APN revenue rises in first half of the year
Group mulls further sales as it continues drive to reduce costs and debt
APN has implemented a cost cutting plan across its publishing business that has already yielded $25 million in savings.
Media group APN increased profit and reduced its debt in the first six months of the year, the company said, but warned ough decisions would have to be made on its balance sheet.
APN, in which Independent News and Media has a 29 per cent stake, said net profit before exceptional items rose by A$1 million to $16.2 million (€11.3 million) compared with the same period in 2012. After exceptional items were taken into account, statutory net profit was $12.8 million, up from a loss of $319 million a year earlier.
Revenue increased 5 per cent to $426.5 million for the six-month period, with earnings before interest, tax, depreciation and amortisation down 4 per cent to $65 million.
New chief executive Michael Miller said the results were “acceptable” in difficult circumstances.
“The first six months of 2013 was a challenging period for APN. On the plans we have, I am confident that the team can deliver a better second half result,” he said.
Mr Miller took over as chief executive in June.
Although conditions in the publishing industry remained challenging, APN said its revenue declines were stablising. Meanwhile, its radio businesses in Australia and New Zealand were increasing market share.
“Stabilising the revenues across the publishing divisions is my principal focus. I am a big believer that these businesses do have long-term and sustainable business models,” he said. “There is no silver bullet but we are on the right track.”

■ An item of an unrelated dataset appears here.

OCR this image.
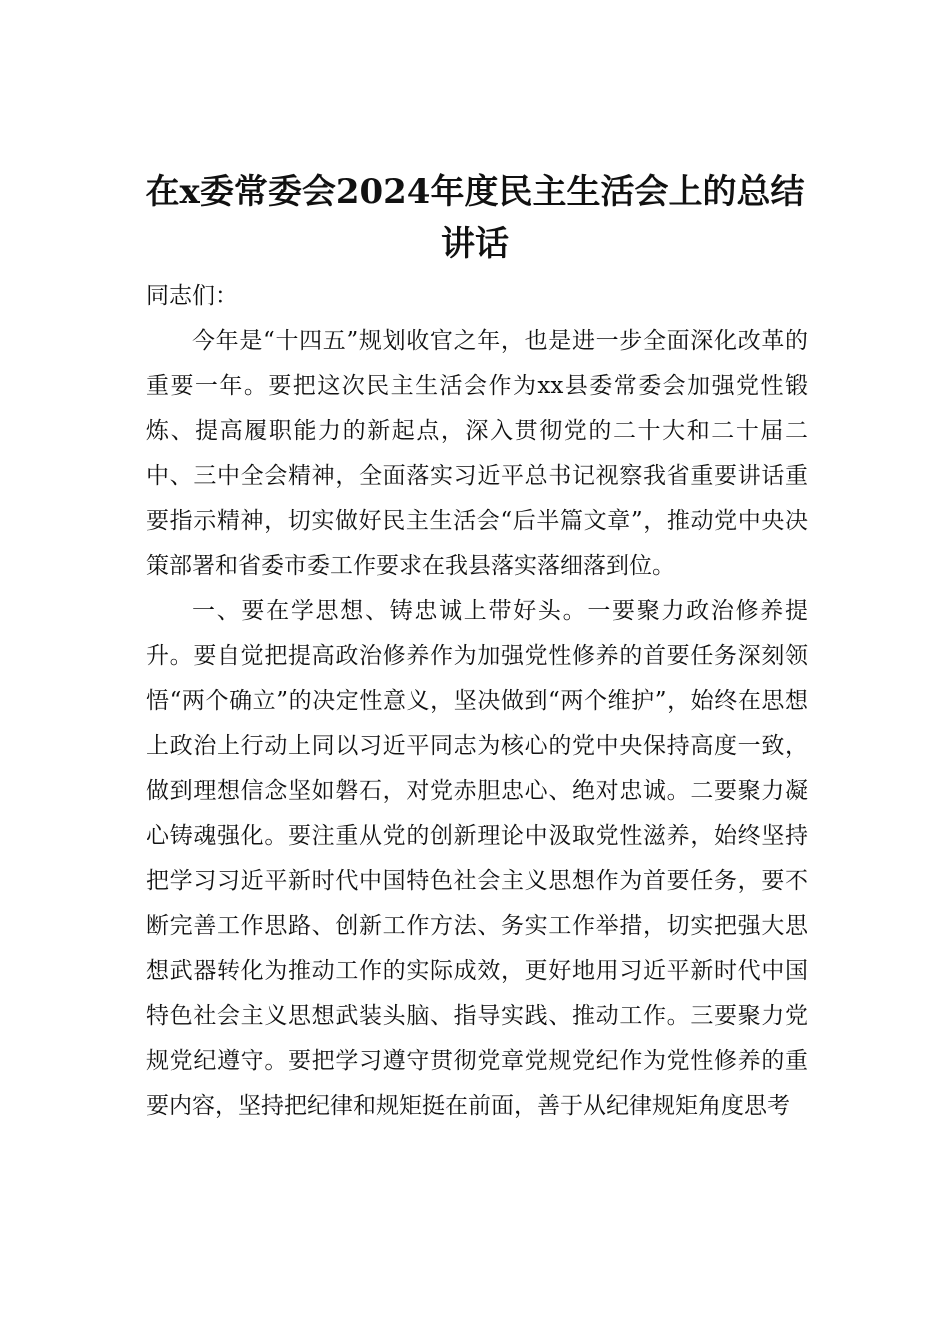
在x委常委会2024年度民主生活会上的总结讲话

同志们：

今年是“十四五”规划收官之年，也是进一步全面深化改革的重要一年。要把这次民主生活会作为xx县委常委会加强党性锻炼、提高履职能力的新起点，深入贯彻党的二十大和二十届二中、三中全会精神，全面落实习近平总书记视察我省重要讲话重要指示精神，切实做好民主生活会“后半篇文章”，推动党中央决策部署和省委市委工作要求在我县落实落细落到位。

一、要在学思想、铸忠诚上带好头。一要聚力政治修养提升。要自觉把提高政治修养作为加强党性修养的首要任务深刻领悟“两个确立”的决定性意义，坚决做到“两个维护”，始终在思想上政治上行动上同以习近平同志为核心的党中央保持高度一致，做到理想信念坚如磐石，对党赤胆忠心、绝对忠诚。二要聚力凝心铸魂强化。要注重从党的创新理论中汲取党性滋养，始终坚持把学习习近平新时代中国特色社会主义思想作为首要任务，要不断完善工作思路、创新工作方法、务实工作举措，切实把强大思想武器转化为推动工作的实际成效，更好地用习近平新时代中国特色社会主义思想武装头脑、指导实践、推动工作。三要聚力党规党纪遵守。要把学习遵守贯彻党章党规党纪作为党性修养的重要内容，坚持把纪律和规矩挺在前面，善于从纪律规矩角度思考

The company is currently putting in place a cost savings plan in its publishing sector, which has already yielded its original target of $25 million. APN said it was now looking to reduce its costs by $35 million for the year. Corporate costs have also been cut by $3 million as the company disbanded its business development office and made other efficiencies.
Talking of tough choices, Mr Miller said the company was considering the possibility of selling off its online fashion business BrandsExclusive.

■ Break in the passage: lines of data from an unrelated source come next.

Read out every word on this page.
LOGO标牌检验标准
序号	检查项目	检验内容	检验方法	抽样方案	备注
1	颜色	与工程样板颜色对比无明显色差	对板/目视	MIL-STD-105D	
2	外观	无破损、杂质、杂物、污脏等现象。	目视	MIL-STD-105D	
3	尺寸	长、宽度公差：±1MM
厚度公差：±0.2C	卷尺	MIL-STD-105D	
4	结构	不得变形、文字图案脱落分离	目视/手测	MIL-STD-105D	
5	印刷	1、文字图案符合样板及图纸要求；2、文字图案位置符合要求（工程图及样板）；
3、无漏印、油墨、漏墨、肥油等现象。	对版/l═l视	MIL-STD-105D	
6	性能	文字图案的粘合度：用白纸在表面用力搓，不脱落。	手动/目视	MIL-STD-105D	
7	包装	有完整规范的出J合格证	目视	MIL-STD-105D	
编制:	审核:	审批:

“Our focus on the balance sheet requires some tough decisions and as such we have started to explore possible divestment options for BrandsExclusive,” Mr Miller said. “This is a good business, however our aspirations here cannot be met without making further investment commitments.”
The company has already cut its debt by $17 million over the six months; it expects to cut it by $40 million to $50 million by the end of the year. There was no interim dividend paid.